Concrètement, chaque rubrique fonctionne alors comme une mini-rédaction : on y propose des sujets, on y donne une direction, on y fait émerger les contributeurs naturels, on y coordonne les prises de parole. Chaque collaborateur est alors invité à s’inscrire dans une à trois rubriques, qui structurent sa ligne éditoriale.
Ce modèle est volontairement en rupture avec certains dispositifs d’employee advocacy « à l’ancienne », fondés sur la diffusion hebdomadaire d’un même ensemble de sujets ou de messages à l’ensemble des ambassadeurs, indépendamment de leurs expertises, de leurs appétences ou de leurs prises de parole habituelles. Là où ces approches misaient sur la répétition et le flux, la logique de rubriques privilégie la spécialisation, la cohérence et l’incarnation.
Ces rubriques doivent naturellement être définies en cohérence avec les axes stratégiques de l’entreprise. À titre d’exemples :
- une rubrique Recherche & Innovation,
- une rubrique Tech, IA & data,
- une rubrique Communication & marque,
- une rubrique RH & recrutement,
- une rubrique Sustainability & RSE,
- ou encore Produit & expertise métier.
Ces canaux peuvent être :
- thématiques, comme ci-dessus,
- métiers (vente, finance, supply chain…),
- territoriaux (France, LATAM, Europe…),
- ou linguistiques (francophone, anglophone, hispanophone…).

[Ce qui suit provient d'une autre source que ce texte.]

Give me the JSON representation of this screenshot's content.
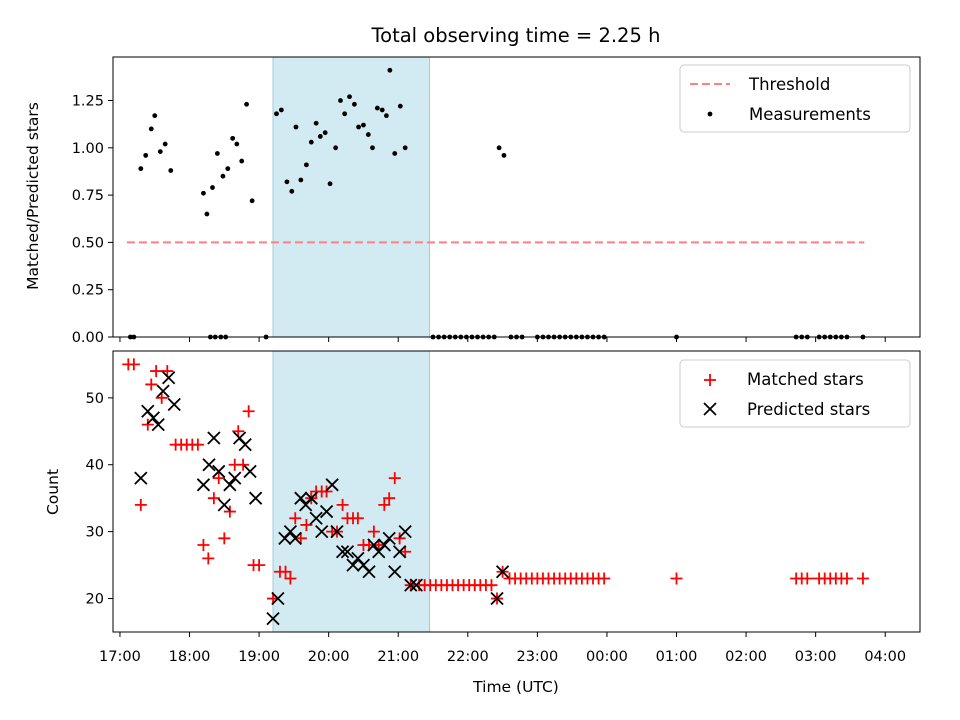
{
  "chart_data": {
    "title": "Total observing time = 2.25 h",
    "xlabel": "Time (UTC)",
    "x_unit": "hours since 17:00 UTC",
    "xlim": [
      -0.1,
      11.5
    ],
    "x_ticks": [
      0,
      1,
      2,
      3,
      4,
      5,
      6,
      7,
      8,
      9,
      10,
      11
    ],
    "x_tick_labels": [
      "17:00",
      "18:00",
      "19:00",
      "20:00",
      "21:00",
      "22:00",
      "23:00",
      "00:00",
      "01:00",
      "02:00",
      "03:00",
      "04:00"
    ],
    "shaded_span": [
      2.2,
      4.45
    ],
    "colors": {
      "shade": "#add8e6",
      "threshold": "#ff8080",
      "measurements": "#000000",
      "matched": "#ff0000",
      "predicted": "#000000"
    },
    "top": {
      "type": "scatter",
      "ylabel": "Matched/Predicted stars",
      "ylim": [
        0,
        1.48
      ],
      "y_ticks": [
        0,
        0.25,
        0.5,
        0.75,
        1.0,
        1.25
      ],
      "y_tick_labels": [
        "0.00",
        "0.25",
        "0.50",
        "0.75",
        "1.00",
        "1.25"
      ],
      "threshold": {
        "name": "Threshold",
        "y": 0.5,
        "x": [
          0.1,
          10.7
        ]
      },
      "measurements_name": "Measurements",
      "measurements": [
        [
          0.15,
          0
        ],
        [
          0.2,
          0
        ],
        [
          1.3,
          0
        ],
        [
          1.37,
          0
        ],
        [
          1.45,
          0
        ],
        [
          1.52,
          0
        ],
        [
          2.1,
          0
        ],
        [
          0.3,
          0.89
        ],
        [
          0.37,
          0.96
        ],
        [
          0.45,
          1.1
        ],
        [
          0.5,
          1.17
        ],
        [
          0.58,
          0.98
        ],
        [
          0.65,
          1.02
        ],
        [
          0.73,
          0.88
        ],
        [
          1.2,
          0.76
        ],
        [
          1.25,
          0.65
        ],
        [
          1.33,
          0.79
        ],
        [
          1.4,
          0.97
        ],
        [
          1.48,
          0.85
        ],
        [
          1.55,
          0.89
        ],
        [
          1.62,
          1.05
        ],
        [
          1.68,
          1.02
        ],
        [
          1.75,
          0.93
        ],
        [
          1.82,
          1.23
        ],
        [
          1.9,
          0.72
        ],
        [
          2.25,
          1.18
        ],
        [
          2.32,
          1.2
        ],
        [
          2.4,
          0.82
        ],
        [
          2.47,
          0.77
        ],
        [
          2.53,
          1.11
        ],
        [
          2.6,
          0.83
        ],
        [
          2.68,
          0.91
        ],
        [
          2.75,
          1.03
        ],
        [
          2.82,
          1.13
        ],
        [
          2.88,
          1.06
        ],
        [
          2.95,
          1.08
        ],
        [
          3.02,
          0.81
        ],
        [
          3.1,
          1.0
        ],
        [
          3.17,
          1.25
        ],
        [
          3.23,
          1.18
        ],
        [
          3.3,
          1.27
        ],
        [
          3.37,
          1.23
        ],
        [
          3.43,
          1.11
        ],
        [
          3.5,
          1.12
        ],
        [
          3.57,
          1.07
        ],
        [
          3.63,
          1.0
        ],
        [
          3.7,
          1.21
        ],
        [
          3.77,
          1.2
        ],
        [
          3.83,
          1.17
        ],
        [
          3.88,
          1.41
        ],
        [
          3.95,
          0.97
        ],
        [
          4.03,
          1.22
        ],
        [
          4.1,
          1.0
        ],
        [
          4.5,
          0
        ],
        [
          4.58,
          0
        ],
        [
          4.66,
          0
        ],
        [
          4.74,
          0
        ],
        [
          4.82,
          0
        ],
        [
          4.9,
          0
        ],
        [
          4.98,
          0
        ],
        [
          5.06,
          0
        ],
        [
          5.14,
          0
        ],
        [
          5.22,
          0
        ],
        [
          5.3,
          0
        ],
        [
          5.38,
          0
        ],
        [
          5.45,
          1.0
        ],
        [
          5.52,
          0.96
        ],
        [
          5.62,
          0
        ],
        [
          5.7,
          0
        ],
        [
          5.78,
          0
        ],
        [
          6.0,
          0
        ],
        [
          6.08,
          0
        ],
        [
          6.16,
          0
        ],
        [
          6.24,
          0
        ],
        [
          6.32,
          0
        ],
        [
          6.4,
          0
        ],
        [
          6.48,
          0
        ],
        [
          6.56,
          0
        ],
        [
          6.64,
          0
        ],
        [
          6.72,
          0
        ],
        [
          6.8,
          0
        ],
        [
          6.88,
          0
        ],
        [
          6.96,
          0
        ],
        [
          8.0,
          0
        ],
        [
          9.72,
          0
        ],
        [
          9.8,
          0
        ],
        [
          9.88,
          0
        ],
        [
          10.05,
          0
        ],
        [
          10.13,
          0
        ],
        [
          10.21,
          0
        ],
        [
          10.29,
          0
        ],
        [
          10.37,
          0
        ],
        [
          10.45,
          0
        ],
        [
          10.68,
          0
        ]
      ]
    },
    "bottom": {
      "type": "scatter",
      "ylabel": "Count",
      "ylim": [
        15,
        57
      ],
      "y_ticks": [
        20,
        30,
        40,
        50
      ],
      "y_tick_labels": [
        "20",
        "30",
        "40",
        "50"
      ],
      "series": [
        {
          "name": "Matched stars",
          "points": [
            [
              0.12,
              55
            ],
            [
              0.2,
              55
            ],
            [
              0.3,
              34
            ],
            [
              0.4,
              46
            ],
            [
              0.45,
              52
            ],
            [
              0.52,
              54
            ],
            [
              0.6,
              50
            ],
            [
              0.68,
              54
            ],
            [
              0.8,
              43
            ],
            [
              0.88,
              43
            ],
            [
              0.96,
              43
            ],
            [
              1.04,
              43
            ],
            [
              1.12,
              43
            ],
            [
              1.2,
              28
            ],
            [
              1.27,
              26
            ],
            [
              1.35,
              35
            ],
            [
              1.42,
              38
            ],
            [
              1.5,
              29
            ],
            [
              1.58,
              33
            ],
            [
              1.65,
              40
            ],
            [
              1.7,
              45
            ],
            [
              1.77,
              40
            ],
            [
              1.85,
              48
            ],
            [
              1.92,
              25
            ],
            [
              2.0,
              25
            ],
            [
              2.2,
              20
            ],
            [
              2.3,
              24
            ],
            [
              2.38,
              24
            ],
            [
              2.45,
              23
            ],
            [
              2.52,
              32
            ],
            [
              2.6,
              29
            ],
            [
              2.68,
              31
            ],
            [
              2.75,
              35
            ],
            [
              2.82,
              36
            ],
            [
              2.9,
              36
            ],
            [
              2.97,
              36
            ],
            [
              3.05,
              30
            ],
            [
              3.12,
              30
            ],
            [
              3.2,
              34
            ],
            [
              3.27,
              32
            ],
            [
              3.35,
              32
            ],
            [
              3.42,
              32
            ],
            [
              3.5,
              28
            ],
            [
              3.58,
              28
            ],
            [
              3.65,
              30
            ],
            [
              3.72,
              28
            ],
            [
              3.8,
              34
            ],
            [
              3.87,
              35
            ],
            [
              3.95,
              38
            ],
            [
              4.02,
              29
            ],
            [
              4.1,
              27
            ],
            [
              4.18,
              22
            ],
            [
              4.3,
              22
            ],
            [
              4.38,
              22
            ],
            [
              4.46,
              22
            ],
            [
              4.54,
              22
            ],
            [
              4.62,
              22
            ],
            [
              4.7,
              22
            ],
            [
              4.78,
              22
            ],
            [
              4.86,
              22
            ],
            [
              4.94,
              22
            ],
            [
              5.02,
              22
            ],
            [
              5.1,
              22
            ],
            [
              5.18,
              22
            ],
            [
              5.26,
              22
            ],
            [
              5.34,
              22
            ],
            [
              5.42,
              20
            ],
            [
              5.5,
              24
            ],
            [
              5.6,
              23
            ],
            [
              5.68,
              23
            ],
            [
              5.76,
              23
            ],
            [
              5.84,
              23
            ],
            [
              5.92,
              23
            ],
            [
              6.0,
              23
            ],
            [
              6.08,
              23
            ],
            [
              6.16,
              23
            ],
            [
              6.24,
              23
            ],
            [
              6.32,
              23
            ],
            [
              6.4,
              23
            ],
            [
              6.48,
              23
            ],
            [
              6.56,
              23
            ],
            [
              6.64,
              23
            ],
            [
              6.72,
              23
            ],
            [
              6.8,
              23
            ],
            [
              6.88,
              23
            ],
            [
              6.96,
              23
            ],
            [
              8.0,
              23
            ],
            [
              9.72,
              23
            ],
            [
              9.8,
              23
            ],
            [
              9.88,
              23
            ],
            [
              10.05,
              23
            ],
            [
              10.13,
              23
            ],
            [
              10.21,
              23
            ],
            [
              10.29,
              23
            ],
            [
              10.37,
              23
            ],
            [
              10.45,
              23
            ],
            [
              10.68,
              23
            ]
          ]
        },
        {
          "name": "Predicted stars",
          "points": [
            [
              0.3,
              38
            ],
            [
              0.4,
              48
            ],
            [
              0.48,
              47
            ],
            [
              0.55,
              46
            ],
            [
              0.62,
              51
            ],
            [
              0.7,
              53
            ],
            [
              0.78,
              49
            ],
            [
              1.2,
              37
            ],
            [
              1.28,
              40
            ],
            [
              1.35,
              44
            ],
            [
              1.42,
              39
            ],
            [
              1.5,
              34
            ],
            [
              1.58,
              37
            ],
            [
              1.65,
              38
            ],
            [
              1.72,
              44
            ],
            [
              1.8,
              43
            ],
            [
              1.87,
              39
            ],
            [
              1.95,
              35
            ],
            [
              2.2,
              17
            ],
            [
              2.27,
              20
            ],
            [
              2.37,
              29
            ],
            [
              2.45,
              30
            ],
            [
              2.52,
              29
            ],
            [
              2.6,
              35
            ],
            [
              2.67,
              34
            ],
            [
              2.75,
              35
            ],
            [
              2.82,
              32
            ],
            [
              2.9,
              30
            ],
            [
              2.97,
              33
            ],
            [
              3.05,
              37
            ],
            [
              3.12,
              30
            ],
            [
              3.2,
              27
            ],
            [
              3.27,
              27
            ],
            [
              3.35,
              25
            ],
            [
              3.42,
              26
            ],
            [
              3.5,
              25
            ],
            [
              3.58,
              24
            ],
            [
              3.65,
              28
            ],
            [
              3.72,
              27
            ],
            [
              3.8,
              28
            ],
            [
              3.87,
              29
            ],
            [
              3.95,
              24
            ],
            [
              4.02,
              27
            ],
            [
              4.1,
              30
            ],
            [
              4.18,
              22
            ],
            [
              4.26,
              22
            ],
            [
              5.42,
              20
            ],
            [
              5.5,
              24
            ]
          ]
        }
      ]
    }
  }
}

Orchestrer un écosystème de voix
Concevoir un programme d’employee advocacy comme une rédaction implique un glissement important puisqu’il s’agit de piloter un écosystème de voix.
Cela implique trois missions structurantes pour les responsables de ces programmes :
Mission 1 : définir et valider les rubriques/ canaux
L’enjeu consiste à définir des rubriques alignées avec les priorités stratégiques de l’entreprise, suffisamment claires pour être lisibles, et suffisamment précises pour éviter la dispersion.
Mission 2 : identifier les auteurs naturels au sein de chaque rubrique
Il s’agit d’aider chaque ambassadeur à définir son périmètre éditorial et ses sujets de prédilection. Certains collaborateurs disposent spontanément d’une expertise, d’un angle ou d’une maturité éditoriale plus avancée : ils deviennent les figures centrales de chaque rubrique.
Mission 3 : assurer la cohérence globale
Le rôle du responsable du programme d’employee advocacy est de veiller à ce que les rubriques dialoguent entre elles sans se répéter, de façon complémentaire et coordonnée. C’est un rôle de rédacteur en chef, bien plus que de simple animateur de réseau.
Les bénéfices : un programme qui devient un paysage éditorial lisible
Structuré comme une rédaction, un programme d’advocacy gagne sur tous les plans :
- Lisibilité accrue, chaque collaborateur devenant identifiable dans un domaine clé ;
- Performance réelle, en adéquation avec un algorithme qui fonctionne désormais de manière sémantique ;
- Crédibilité renforcée, grâce à un ensemble de voix expertes, cohérentes et incarnées.
360 Brew impose donc une transformation discrète mais fondamentale : un programme d’employee advocacy doit devenir une rédaction distribuée, structurée autour de rubriques, d’expertises et de chaînes éditoriales, chacune incarnée par des ambassadeurs-auteurs singuliers. C’est cette architecture, et non le volume de posts, qui contribuera à produire la visibilité durable que LinkedIn valorise désormais.